Au cours des 16 dernières années, les astronomes ont détecté et confirmé la présence de plus de 700 exoplanètes [1].Ils ont également commencé à étudier les spectres (eso1002) et les atmosphères (eso1047) de ces mondes. Alors que l’étude des propriétés individuelles des exoplanètes est indéniablement indispensable, une question bien plus basique reste en suspend : à quel point les planètes sont-elles des objets courants dans la Voie Lactée ?
La plupart des exoplanètes connues actuellement ont été trouvées par la détection des effets de leur attraction gravitationnelle sur leur étoile ou par la détection du moment où la planète passe devant son étoile, faisant alors diminuer de manière infime sa luminosité. Ces deux techniques sont plus sensibles aux planètes massives ou proches de leur étoile, ou les deux. De ce fait, de nombreuses planètes ne peuvent pas être ainsi détectées.
Une équipe internationale d’astronomes a cherché des exoplanètes en utilisant une méthode totalement différente – les microlentilles gravitationnelles. Cette méthode permet de détecter des planètes dont les masses couvrent une large gamme et situées bien plus loin de leur étoile.
Arnaud Cassan (Institut d’Astrophysique de Paris), premier auteur de l’article publié dans Nature, explique : « Nous avons cherché les preuves de la présence d’exoplanètes par la méthode des microlentilles au cours de six années d’observations. Les données que nous avons obtenues montrent de manière remarquable que les planètes sont plus courantes que les étoiles dans notre galaxie. Nous avons également trouvé que les planètes les moins massives, comme les superTerres ou les Neptunes peu massifs, doivent être plus courantes que les planètes les plus massives. »
Les astronomes ont utilisé des observations fournies par les équipes PLANET [2] et OGLE [3], dans lesquelles les exoplanètes sont détectées du fait que le champ gravitationnel de leur étoile, combiné avec celui de planètes potentielles, agit comme une lentille, amplifiant la lumière d’une étoile d’arrière-plan.

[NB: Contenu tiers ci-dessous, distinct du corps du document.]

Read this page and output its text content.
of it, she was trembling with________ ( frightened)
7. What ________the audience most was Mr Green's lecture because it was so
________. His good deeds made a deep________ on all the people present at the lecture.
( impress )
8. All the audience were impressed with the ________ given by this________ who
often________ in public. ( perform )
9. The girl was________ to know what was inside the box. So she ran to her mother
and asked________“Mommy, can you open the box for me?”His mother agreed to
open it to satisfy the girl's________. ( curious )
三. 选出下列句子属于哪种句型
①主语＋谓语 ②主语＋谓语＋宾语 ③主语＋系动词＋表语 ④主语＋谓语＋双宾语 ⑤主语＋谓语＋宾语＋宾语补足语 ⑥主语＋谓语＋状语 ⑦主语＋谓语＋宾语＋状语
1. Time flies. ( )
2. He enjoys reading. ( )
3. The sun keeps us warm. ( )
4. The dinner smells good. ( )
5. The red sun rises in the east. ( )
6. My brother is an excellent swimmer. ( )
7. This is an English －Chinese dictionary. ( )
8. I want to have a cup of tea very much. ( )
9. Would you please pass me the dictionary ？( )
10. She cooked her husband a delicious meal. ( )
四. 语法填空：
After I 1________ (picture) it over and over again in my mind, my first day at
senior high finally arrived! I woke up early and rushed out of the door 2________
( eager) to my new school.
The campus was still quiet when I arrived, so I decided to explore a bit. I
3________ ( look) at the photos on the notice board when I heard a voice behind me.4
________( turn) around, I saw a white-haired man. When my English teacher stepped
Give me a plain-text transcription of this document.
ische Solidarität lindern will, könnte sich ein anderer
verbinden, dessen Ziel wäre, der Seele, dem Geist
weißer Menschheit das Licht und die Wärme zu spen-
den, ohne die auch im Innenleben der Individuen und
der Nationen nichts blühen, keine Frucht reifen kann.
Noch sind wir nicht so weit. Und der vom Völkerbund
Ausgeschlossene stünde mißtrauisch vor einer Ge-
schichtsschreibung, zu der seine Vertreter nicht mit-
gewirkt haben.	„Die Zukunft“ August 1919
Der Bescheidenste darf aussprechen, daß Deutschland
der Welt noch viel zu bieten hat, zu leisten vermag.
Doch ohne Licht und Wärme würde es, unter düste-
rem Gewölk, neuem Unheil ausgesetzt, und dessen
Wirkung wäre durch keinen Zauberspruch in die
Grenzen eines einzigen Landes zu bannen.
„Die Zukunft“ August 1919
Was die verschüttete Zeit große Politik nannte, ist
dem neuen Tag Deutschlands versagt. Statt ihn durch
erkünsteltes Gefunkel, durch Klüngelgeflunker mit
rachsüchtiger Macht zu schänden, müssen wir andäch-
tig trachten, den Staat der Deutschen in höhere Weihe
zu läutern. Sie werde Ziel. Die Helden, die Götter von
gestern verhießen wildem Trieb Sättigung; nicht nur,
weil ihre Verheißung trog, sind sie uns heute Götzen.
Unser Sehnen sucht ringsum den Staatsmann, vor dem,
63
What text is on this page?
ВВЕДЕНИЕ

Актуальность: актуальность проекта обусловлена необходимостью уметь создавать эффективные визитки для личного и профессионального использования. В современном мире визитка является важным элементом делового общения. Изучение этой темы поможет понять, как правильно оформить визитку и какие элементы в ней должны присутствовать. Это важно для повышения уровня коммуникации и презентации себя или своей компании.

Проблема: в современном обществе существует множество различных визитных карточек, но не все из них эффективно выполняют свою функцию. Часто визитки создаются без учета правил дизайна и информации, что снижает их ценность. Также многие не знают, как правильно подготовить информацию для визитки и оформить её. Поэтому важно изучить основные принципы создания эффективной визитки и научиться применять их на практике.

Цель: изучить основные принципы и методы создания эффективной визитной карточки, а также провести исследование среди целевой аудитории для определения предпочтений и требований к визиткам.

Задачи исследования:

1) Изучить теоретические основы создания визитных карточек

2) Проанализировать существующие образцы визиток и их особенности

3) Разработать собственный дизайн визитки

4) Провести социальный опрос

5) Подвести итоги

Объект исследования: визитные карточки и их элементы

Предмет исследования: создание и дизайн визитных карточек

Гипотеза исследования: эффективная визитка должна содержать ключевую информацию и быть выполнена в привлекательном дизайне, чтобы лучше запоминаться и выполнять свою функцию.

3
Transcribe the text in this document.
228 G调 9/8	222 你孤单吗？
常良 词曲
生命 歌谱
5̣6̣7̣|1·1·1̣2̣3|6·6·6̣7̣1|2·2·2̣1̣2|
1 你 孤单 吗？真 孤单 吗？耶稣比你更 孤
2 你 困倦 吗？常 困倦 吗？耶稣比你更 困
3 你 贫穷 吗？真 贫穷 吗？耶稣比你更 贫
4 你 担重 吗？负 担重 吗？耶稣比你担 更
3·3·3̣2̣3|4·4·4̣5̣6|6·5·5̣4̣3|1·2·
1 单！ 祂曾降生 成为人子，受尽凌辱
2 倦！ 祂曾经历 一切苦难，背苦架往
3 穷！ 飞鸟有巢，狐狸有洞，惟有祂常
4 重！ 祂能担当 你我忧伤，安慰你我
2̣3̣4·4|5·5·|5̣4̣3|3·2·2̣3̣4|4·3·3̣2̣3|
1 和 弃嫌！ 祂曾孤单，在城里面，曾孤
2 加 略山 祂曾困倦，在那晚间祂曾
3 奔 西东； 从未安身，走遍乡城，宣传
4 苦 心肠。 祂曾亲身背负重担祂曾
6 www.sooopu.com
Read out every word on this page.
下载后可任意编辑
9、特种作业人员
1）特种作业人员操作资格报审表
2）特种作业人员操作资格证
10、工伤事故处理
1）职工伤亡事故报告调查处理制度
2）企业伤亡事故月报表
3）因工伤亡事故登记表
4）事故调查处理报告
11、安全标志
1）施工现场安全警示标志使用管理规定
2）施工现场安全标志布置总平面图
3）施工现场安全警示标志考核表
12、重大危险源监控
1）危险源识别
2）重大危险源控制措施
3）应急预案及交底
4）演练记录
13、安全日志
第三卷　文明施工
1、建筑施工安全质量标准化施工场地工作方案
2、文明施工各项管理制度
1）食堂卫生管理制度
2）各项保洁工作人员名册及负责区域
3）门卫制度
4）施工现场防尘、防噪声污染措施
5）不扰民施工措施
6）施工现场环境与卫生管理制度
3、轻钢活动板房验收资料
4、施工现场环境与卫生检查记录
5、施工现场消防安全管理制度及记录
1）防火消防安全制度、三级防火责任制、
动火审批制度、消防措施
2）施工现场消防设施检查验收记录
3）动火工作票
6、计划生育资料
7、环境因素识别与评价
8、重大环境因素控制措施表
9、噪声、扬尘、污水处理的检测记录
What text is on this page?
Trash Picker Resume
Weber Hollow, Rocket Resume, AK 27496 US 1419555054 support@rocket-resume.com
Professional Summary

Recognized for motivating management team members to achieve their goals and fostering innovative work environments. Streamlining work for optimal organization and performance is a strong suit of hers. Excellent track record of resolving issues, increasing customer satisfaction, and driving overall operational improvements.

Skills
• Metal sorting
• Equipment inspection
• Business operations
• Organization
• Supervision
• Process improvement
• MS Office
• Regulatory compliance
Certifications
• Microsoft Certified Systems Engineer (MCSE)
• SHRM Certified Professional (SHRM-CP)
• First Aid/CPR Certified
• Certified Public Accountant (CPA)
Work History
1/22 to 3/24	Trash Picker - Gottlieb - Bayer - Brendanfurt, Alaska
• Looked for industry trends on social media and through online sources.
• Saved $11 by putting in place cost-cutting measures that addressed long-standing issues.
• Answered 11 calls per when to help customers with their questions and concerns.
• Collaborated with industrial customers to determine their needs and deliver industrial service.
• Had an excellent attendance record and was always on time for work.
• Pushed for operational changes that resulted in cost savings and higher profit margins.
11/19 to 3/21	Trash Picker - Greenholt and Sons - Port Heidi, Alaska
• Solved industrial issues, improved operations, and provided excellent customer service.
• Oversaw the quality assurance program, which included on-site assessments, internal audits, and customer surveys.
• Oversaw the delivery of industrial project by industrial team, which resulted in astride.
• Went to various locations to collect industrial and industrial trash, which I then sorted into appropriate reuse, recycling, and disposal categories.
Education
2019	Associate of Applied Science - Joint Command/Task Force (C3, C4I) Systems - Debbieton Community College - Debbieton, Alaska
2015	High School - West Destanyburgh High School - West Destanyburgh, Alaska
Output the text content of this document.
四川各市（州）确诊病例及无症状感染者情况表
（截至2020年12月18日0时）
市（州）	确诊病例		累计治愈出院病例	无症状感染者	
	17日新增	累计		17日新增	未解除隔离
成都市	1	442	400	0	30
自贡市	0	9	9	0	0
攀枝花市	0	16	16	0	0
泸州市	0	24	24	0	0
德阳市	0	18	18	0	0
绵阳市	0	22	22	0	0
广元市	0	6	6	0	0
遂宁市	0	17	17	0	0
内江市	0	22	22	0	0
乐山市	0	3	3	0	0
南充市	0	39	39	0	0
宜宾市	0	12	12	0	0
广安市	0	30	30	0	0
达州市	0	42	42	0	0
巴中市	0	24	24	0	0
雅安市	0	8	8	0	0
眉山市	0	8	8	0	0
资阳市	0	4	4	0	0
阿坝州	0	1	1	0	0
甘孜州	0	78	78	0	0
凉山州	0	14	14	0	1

Si l’étoile qui agit comme une loupe a une planète en orbite autour d’elle, la planète peut avoir un effet détectable sur l’augmentation de luminosité de l’étoile d’arrière-plan.
Jean-Philippe Beaulieu (Institut d’Astrophysique de Paris), responsable de la collaboration PLANET ajoute: « La collaboration PLANET a été mise en place pour faire le suivi d’événements de microlentilles avec un réseau de télescopes situés tout autour du globe terrestre dans l’hémisphère sud, de l’Australie et de l’Afrique du Sud au Chili. Les télescopes de l’ESO ont fortement contribué à ces observations. »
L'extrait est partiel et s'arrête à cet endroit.